Tyrone have mastered the art of winning games when they really need to and that is more important than being called the best team in the country or having the best individual players. These things are worthless if, as a group, as the game approaches the end they do not have the capacity to take control and destroy opponents. All great teams in any sport have that capacity -- as the Welsh rugby team learned recently.
For decades that was the outstanding quality of Kerry football teams and the term 'a Kerry finish' became legendary because of the number of times they snatched victory as a result of high-powered play in the final 10 minutes of a major game. In All-Ireland finals against Tyrone and Armagh in this decade and Down in 1961 and '68, Kerry failed to live up to that 'Kerry finish' label.
Saturday's game may have been fairly low-profile, yet victory was very important for Tyrone, and this game showed the capacity they have to get a job done in decisive manner.
This result was a substantial setback for Derry because they were totally unable to counteract the basic components of this Tyrone team, most notably their packing of the defence to frustrate opponents. Mind you, the fact that Paddy Bradley was the only real scoring threat to Derry made the Tyrone backline's job fairly easy.
Kerry had already qualified for the league final when they arrived in Parnell Park yesterday. Maybe that explained their lethargic display in the first half against Dublin. The latter, of course, are in dire straits for league points and, in fairness to them, they did avail of the Kerry slackness to build a very strong performance, their best of the league to date.
However, as soon as Dublin plug one or two holes in their team as they did yesterday with the arrival of Mark Davoren and the excellent performance at midfield of Ross McConnell, another problem seems to surface.

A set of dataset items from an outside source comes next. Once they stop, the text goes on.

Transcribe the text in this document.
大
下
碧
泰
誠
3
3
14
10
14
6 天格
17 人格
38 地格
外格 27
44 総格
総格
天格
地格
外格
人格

Yesterday, it was that most dominant failing of recent years when, once again, Dublin somehow failed to win a game that they looked to have in their complete grasp when leading by six clear points with 15 minutes to play. Kerry had a rake of subs on at that stage -- with every line of the team altered -- but it was they who came storming back with great help from Mike Quirke, the midfield sub, and scored 1-3 in the closing stages to justify their tradition as providing a 'Kerry finish.'
Like Tyrone, Kerry showed how to play their best football at the right time in the game, whereas Dublin seemed unable to give themselves the extra impetus they need to close the deal. This is a failing they simply have to address before the summer.